Sehr experimentell
LebensversicherungSie teilt die Angst ihrer Familie vor nahezu allem, weil immer was passieren kann. Selbstverständlich hat sie eine Haftpflichtversicherung. Eine Hausrat-,private Krankenzusatz-, Berufsunfähigkeit-, Reisekranken-, ...
Sie teilt die Angst ihrer Familie vor nahezu allem, weil immer was passieren kann. Selbstverständlich hat sie eine Haftpflichtversicherung. Eine Hausrat-,private Krankenzusatz-, Berufsunfähigkeit-, Reisekranken-, Unfall- und eine Zahnzusatzversicherung, denn man weiß ja nie und der Tarif ist in der Menge günstiger. Ihre Eltern sind Versicherungsvertreter, so wie ihre Großeltern. Selbstredend hat sie die Tradition fortgeführt. Opa F war der erste Versicherungsvertreter im Dorf. Opa O war auch Versicherungsvertreter, machte sich aber im anderen Dorf selbstständig. Papa wurde Reiseversicherungskaufmann, weil er gerne die Welt kennenlernen wollte, übernahm dann die Kunden von Opa F und blieb doch im Dorf hängen.
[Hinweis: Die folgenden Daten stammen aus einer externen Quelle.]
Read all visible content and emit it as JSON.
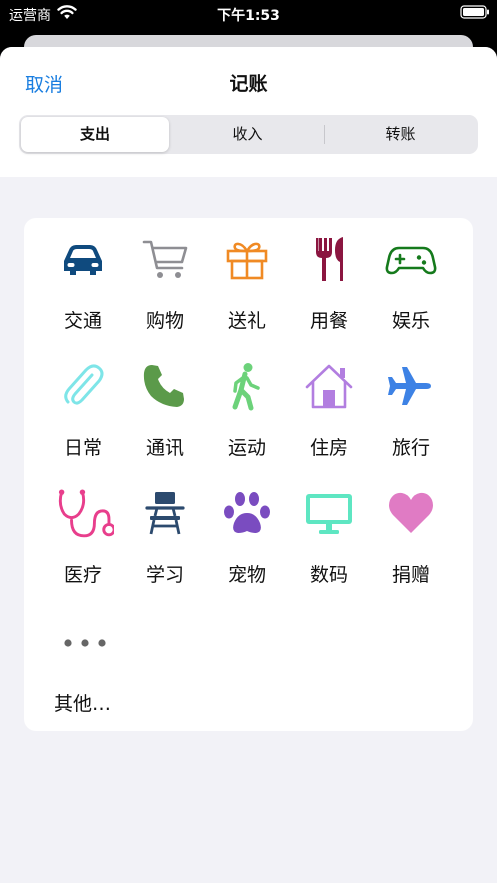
{
  "status_bar": {
    "carrier": "运营商",
    "time": "下午1:53"
  },
  "header": {
    "cancel_label": "取消",
    "title": "记账",
    "segments": [
      "支出",
      "收入",
      "转账"
    ],
    "selected_segment": "支出"
  },
  "categories": [
    {
      "label": "交通",
      "icon": "car-icon",
      "color": "#0f4a7e"
    },
    {
      "label": "购物",
      "icon": "shopping-cart-icon",
      "color": "#8e8e93"
    },
    {
      "label": "送礼",
      "icon": "gift-icon",
      "color": "#f08a24"
    },
    {
      "label": "用餐",
      "icon": "utensils-icon",
      "color": "#8b1640"
    },
    {
      "label": "娱乐",
      "icon": "gamepad-icon",
      "color": "#157a1c"
    },
    {
      "label": "日常",
      "icon": "paperclip-icon",
      "color": "#7ee5e8"
    },
    {
      "label": "通讯",
      "icon": "phone-icon",
      "color": "#5b9a4a"
    },
    {
      "label": "运动",
      "icon": "walking-icon",
      "color": "#6cd27a"
    },
    {
      "label": "住房",
      "icon": "house-icon",
      "color": "#b27ee0"
    },
    {
      "label": "旅行",
      "icon": "airplane-icon",
      "color": "#3d82e5"
    },
    {
      "label": "医疗",
      "icon": "stethoscope-icon",
      "color": "#e83e8c"
    },
    {
      "label": "学习",
      "icon": "school-desk-icon",
      "color": "#2c4a6e"
    },
    {
      "label": "宠物",
      "icon": "paw-icon",
      "color": "#7a4cc0"
    },
    {
      "label": "数码",
      "icon": "monitor-icon",
      "color": "#5ee6c2"
    },
    {
      "label": "捐赠",
      "icon": "heart-icon",
      "color": "#e07bc4"
    }
  ],
  "other": {
    "label": "其他…",
    "icon": "more-dots-icon",
    "color": "#666666"
  }
}
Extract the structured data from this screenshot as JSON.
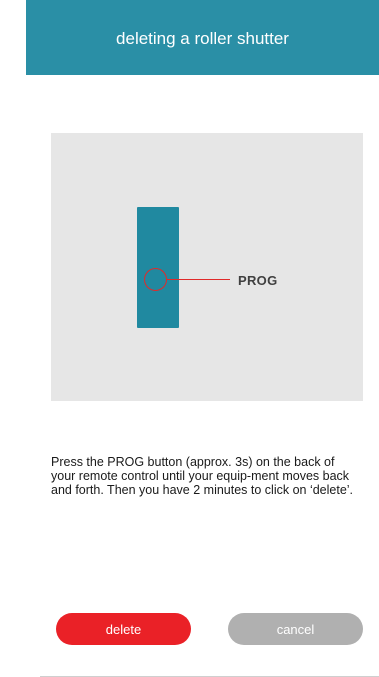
{
  "header": {
    "title": "deleting a roller shutter"
  },
  "illustration": {
    "prog_label": "PROG"
  },
  "instructions": {
    "text": "Press the PROG button (approx. 3s) on the back of your remote control until your equip-ment moves back and forth. Then you have 2 minutes to click on ‘delete’."
  },
  "buttons": {
    "delete_label": "delete",
    "cancel_label": "cancel"
  },
  "colors": {
    "header_bg": "#2a8fa6",
    "remote": "#2089a0",
    "prog_marker": "#e02a2a",
    "delete_button": "#ea2127",
    "cancel_button": "#b0b0b0",
    "illustration_bg": "#e6e6e6"
  }
}
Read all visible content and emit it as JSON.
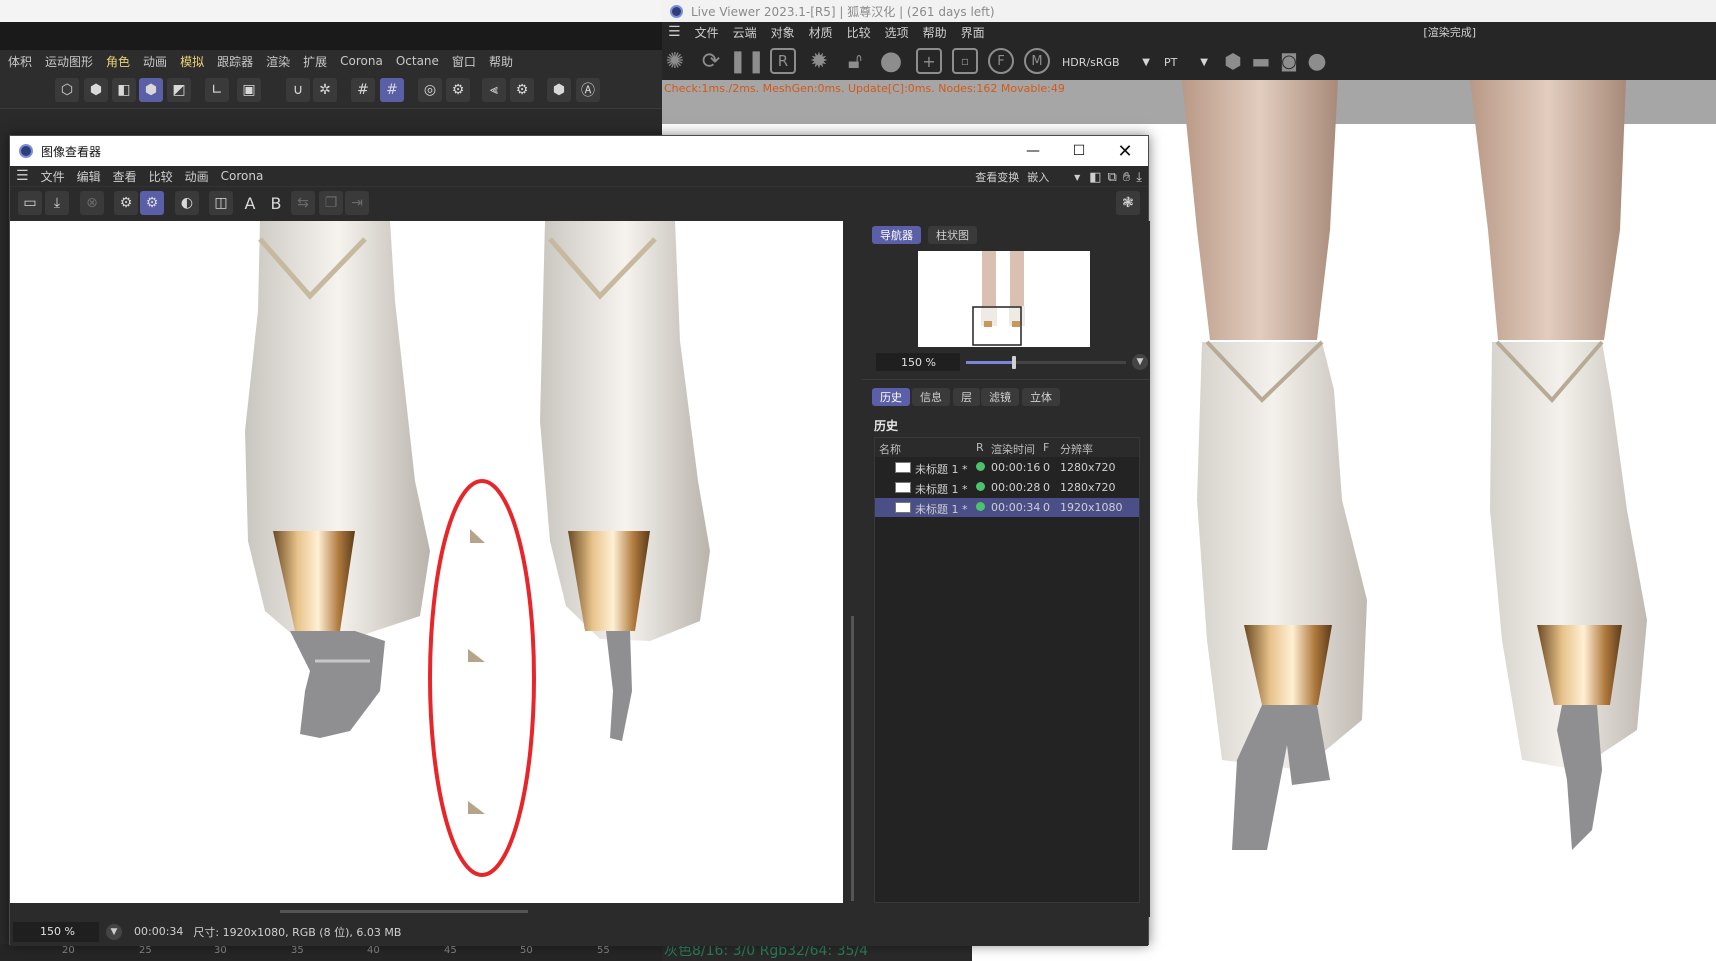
{
  "c4d": {
    "menu": [
      "体积",
      "运动图形",
      "角色",
      "动画",
      "模拟",
      "跟踪器",
      "渲染",
      "扩展",
      "Corona",
      "Octane",
      "窗口",
      "帮助"
    ],
    "ruler_ticks": [
      "20",
      "25",
      "30",
      "35",
      "40",
      "45",
      "50",
      "55"
    ]
  },
  "live_viewer": {
    "title": "Live Viewer 2023.1-[R5] | 狐尊汉化 |  (261 days left)",
    "menu": [
      "文件",
      "云端",
      "对象",
      "材质",
      "比较",
      "选项",
      "帮助",
      "界面"
    ],
    "status": "[渲染完成]",
    "tonemap_select": "HDR/sRGB",
    "engine_select": "PT",
    "check_line": "Check:1ms./2ms. MeshGen:0ms. Update[C]:0ms. Nodes:162 Movable:49",
    "bottom_readout": "灰色8/16: 3/0        Rgb32/64: 35/4"
  },
  "image_viewer": {
    "title": "图像查看器",
    "menu": [
      "文件",
      "编辑",
      "查看",
      "比较",
      "动画",
      "Corona"
    ],
    "view_transform_label": "查看变换",
    "view_transform_value": "嵌入",
    "toolbar_letters": {
      "a": "A",
      "b": "B"
    },
    "zoom": "150 %",
    "render_time": "00:00:34",
    "size_info": "尺寸: 1920x1080, RGB (8 位), 6.03 MB",
    "panel": {
      "top_tabs": [
        "导航器",
        "柱状图"
      ],
      "nav_zoom": "150 %",
      "nav_zoom_fraction": 0.3,
      "sub_tabs": [
        "历史",
        "信息",
        "层",
        "滤镜",
        "立体"
      ],
      "history_title": "历史",
      "columns": {
        "name": "名称",
        "r": "R",
        "time": "渲染时间",
        "f": "F",
        "res": "分辨率"
      },
      "rows": [
        {
          "name": "未标题 1 *",
          "time": "00:00:16",
          "f": "0",
          "res": "1280x720",
          "status_color": "#4bc36b"
        },
        {
          "name": "未标题 1 *",
          "time": "00:00:28",
          "f": "0",
          "res": "1280x720",
          "status_color": "#4bc36b"
        },
        {
          "name": "未标题 1 *",
          "time": "00:00:34",
          "f": "0",
          "res": "1920x1080",
          "status_color": "#4bc36b"
        }
      ]
    }
  },
  "colors": {
    "accent": "#5a5fa8",
    "annotation_ellipse": "#e8262a",
    "error_text": "#d35a1a"
  }
}
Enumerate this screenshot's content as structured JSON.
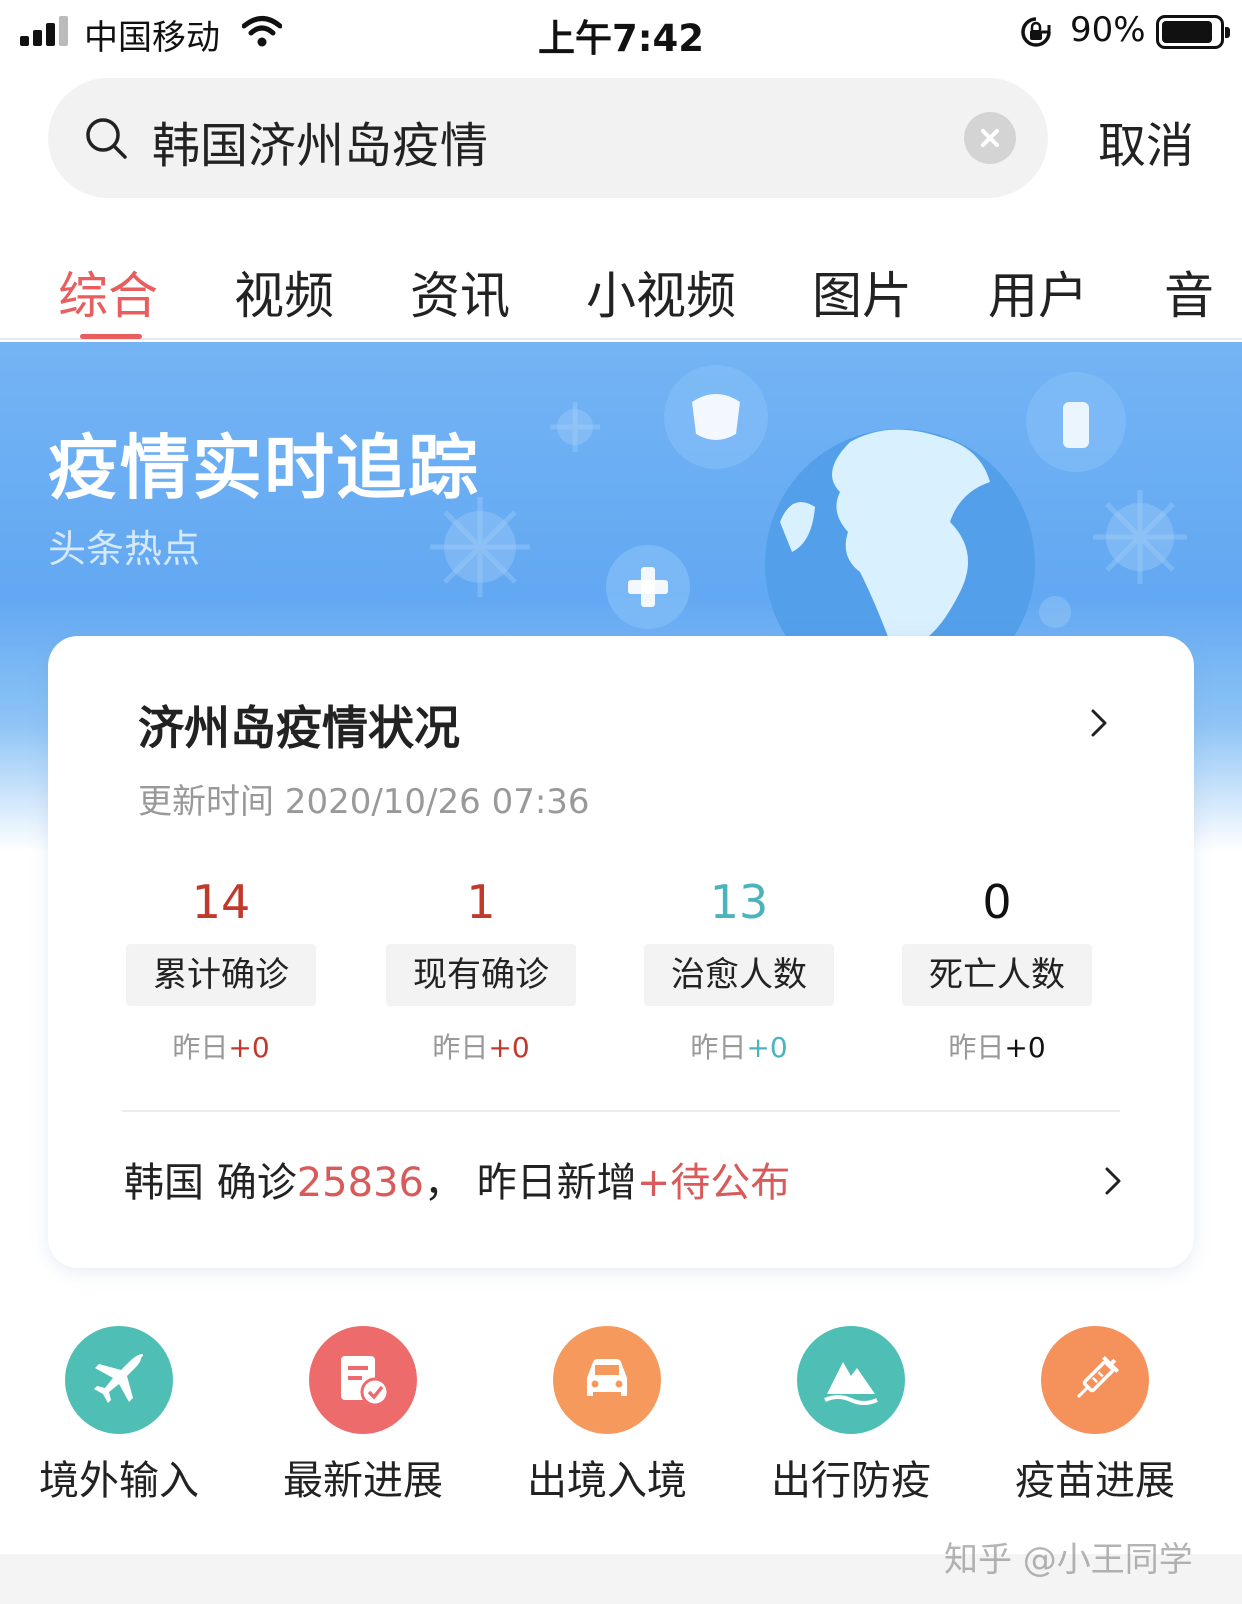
{
  "status_bar": {
    "carrier": "中国移动",
    "time": "上午7:42",
    "battery": "90%",
    "battery_level": 0.9
  },
  "search": {
    "query": "韩国济州岛疫情",
    "cancel_label": "取消"
  },
  "tabs": [
    {
      "label": "综合",
      "active": true
    },
    {
      "label": "视频"
    },
    {
      "label": "资讯"
    },
    {
      "label": "小视频"
    },
    {
      "label": "图片"
    },
    {
      "label": "用户"
    },
    {
      "label": "音"
    }
  ],
  "banner": {
    "title": "疫情实时追踪",
    "subtitle": "头条热点"
  },
  "card": {
    "title": "济州岛疫情状况",
    "update_time": "更新时间 2020/10/26 07:36",
    "stats": [
      {
        "value": "14",
        "label": "累计确诊",
        "delta_prefix": "昨日",
        "delta": "+0",
        "color": "#c0392b"
      },
      {
        "value": "1",
        "label": "现有确诊",
        "delta_prefix": "昨日",
        "delta": "+0",
        "color": "#c0392b"
      },
      {
        "value": "13",
        "label": "治愈人数",
        "delta_prefix": "昨日",
        "delta": "+0",
        "color": "#4bb3bd"
      },
      {
        "value": "0",
        "label": "死亡人数",
        "delta_prefix": "昨日",
        "delta": "+0",
        "color": "#111111"
      }
    ],
    "korea": {
      "country": "韩国",
      "confirmed_label": "确诊",
      "confirmed": "25836",
      "separator": "，",
      "new_label": "昨日新增",
      "new_value": "+待公布"
    }
  },
  "shortcuts": [
    {
      "label": "境外输入",
      "icon": "airplane-icon",
      "color": "#4fbfb5"
    },
    {
      "label": "最新进展",
      "icon": "document-check-icon",
      "color": "#ee6b6b"
    },
    {
      "label": "出境入境",
      "icon": "car-icon",
      "color": "#f59a5c"
    },
    {
      "label": "出行防疫",
      "icon": "mountain-icon",
      "color": "#4fbfb5"
    },
    {
      "label": "疫苗进展",
      "icon": "syringe-icon",
      "color": "#f5925c"
    }
  ],
  "watermark": "知乎 @小王同学",
  "colors": {
    "accent": "#e85d5d",
    "banner_blue": "#62a8f2",
    "teal": "#4bb3bd"
  }
}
Mama wurde Versicherungskauffrau, das war praktisch, weil sie nebenbei Haushalt und Einkauf machen konnte.
Neunzehnhundertneunzig haben die Eltern ein Fertighaus ins Neubaugebiet gebaut. Im Erdgeschoss entstand Platz für ein kleines Versicherungsbüro mit Gäste-WC, einem Aktenarchiv und separatem Eingang. Die ganze Woche über empfingen die Eltern die Kunden in ihrer Niederlassung und am Wochenende klapperten sie die umliegenden Restaurants ab, um die Unterschriften für die Gebäudeversicherungen einzuholen.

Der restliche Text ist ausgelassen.